I think Gwendolen is very courageous, and understand her idealization. Sometimes we need a dream figure to believe there are people out there not behaving badly! Daniel teaches Gwendolen not only through what he says, but through her imagination of who he is.

6 comments:

  1. I noted a few quotes from Middlemarch about marriage as well.

    "Marriage is so unlike everything else. There is something even awful in the nearness it brings."
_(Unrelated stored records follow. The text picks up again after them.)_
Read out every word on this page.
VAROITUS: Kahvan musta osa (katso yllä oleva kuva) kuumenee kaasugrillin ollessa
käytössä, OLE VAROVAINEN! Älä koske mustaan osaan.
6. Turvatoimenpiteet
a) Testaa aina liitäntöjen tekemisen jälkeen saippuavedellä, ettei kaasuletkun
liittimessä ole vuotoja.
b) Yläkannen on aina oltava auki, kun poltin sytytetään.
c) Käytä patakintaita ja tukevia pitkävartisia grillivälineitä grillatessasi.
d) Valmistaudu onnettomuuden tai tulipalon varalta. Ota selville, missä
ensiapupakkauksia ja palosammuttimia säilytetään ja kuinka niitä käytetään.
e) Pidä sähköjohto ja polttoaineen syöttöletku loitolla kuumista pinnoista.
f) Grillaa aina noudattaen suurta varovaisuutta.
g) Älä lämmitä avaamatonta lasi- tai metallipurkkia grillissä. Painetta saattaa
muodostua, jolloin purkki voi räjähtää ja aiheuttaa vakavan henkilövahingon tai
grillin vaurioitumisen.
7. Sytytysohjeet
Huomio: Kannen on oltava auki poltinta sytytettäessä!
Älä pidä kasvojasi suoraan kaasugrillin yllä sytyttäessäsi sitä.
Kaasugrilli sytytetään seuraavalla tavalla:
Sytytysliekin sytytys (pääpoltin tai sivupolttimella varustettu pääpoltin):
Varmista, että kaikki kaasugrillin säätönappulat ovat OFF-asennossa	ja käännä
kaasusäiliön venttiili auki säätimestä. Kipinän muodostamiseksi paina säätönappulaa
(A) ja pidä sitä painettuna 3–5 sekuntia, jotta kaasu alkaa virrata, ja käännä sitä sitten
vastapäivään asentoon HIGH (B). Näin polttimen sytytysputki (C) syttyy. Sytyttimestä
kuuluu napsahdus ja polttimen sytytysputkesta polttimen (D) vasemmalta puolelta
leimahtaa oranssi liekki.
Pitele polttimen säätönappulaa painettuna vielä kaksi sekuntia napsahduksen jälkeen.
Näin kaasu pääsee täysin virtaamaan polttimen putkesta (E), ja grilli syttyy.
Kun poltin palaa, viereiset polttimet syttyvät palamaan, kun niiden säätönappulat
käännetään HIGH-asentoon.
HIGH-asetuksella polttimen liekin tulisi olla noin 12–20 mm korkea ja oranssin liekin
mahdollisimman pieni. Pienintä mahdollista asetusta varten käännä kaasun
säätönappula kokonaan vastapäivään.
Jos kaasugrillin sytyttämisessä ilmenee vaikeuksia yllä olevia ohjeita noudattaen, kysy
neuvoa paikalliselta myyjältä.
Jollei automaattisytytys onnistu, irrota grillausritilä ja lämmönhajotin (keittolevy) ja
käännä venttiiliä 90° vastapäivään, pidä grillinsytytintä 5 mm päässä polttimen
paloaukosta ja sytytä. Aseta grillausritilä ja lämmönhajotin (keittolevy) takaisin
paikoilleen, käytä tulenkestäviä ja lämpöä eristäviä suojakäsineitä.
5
    "Impossible...husbands are an inferior class of men, who require keeping in order."

    ReplyDelete
  2. Eliot really understands marriage. She knows the good and the bad (though in DD we see mainly the bad).

    ReplyDelete
  3. I loved the movie Daniel Deronda--am I cheating? I saw the movie before reading the book. So far I have only read Middlemarch which is a superb book, but I do want to read more of her work. I love the idea of reading lots of it and close together--not something I seem to be able to do very often these days.

    ReplyDelete
  4. I'm having trouble getting back into the 20th or 21st century. Soon I shall talk like Georg Eliot's characters;

    I saw the BBC Daniel Deronda, too, and loved it. These minsieries can inspire one to read the book.

    ReplyDelete
  5. Actually your comments bring home how Davies is not interested in the important marriage theme of the novel, but replaces that with lost identities (so Daniel is central). The Harcourt marriage becomes an instance of abuse of a sadist in the film so we are discouraged from generalizing.

    Ellen

    ReplyDelete
  6. Ellen, I'll have to watch the film. I did see it a few years ago and liked it very much. I was impressed by the actress, who adopted the gestures of the book: she kept tossing her head and twisting her neck, very much as Gwendolen does in the novel. There is lots of fascinating serpent imagery--and horse imagery.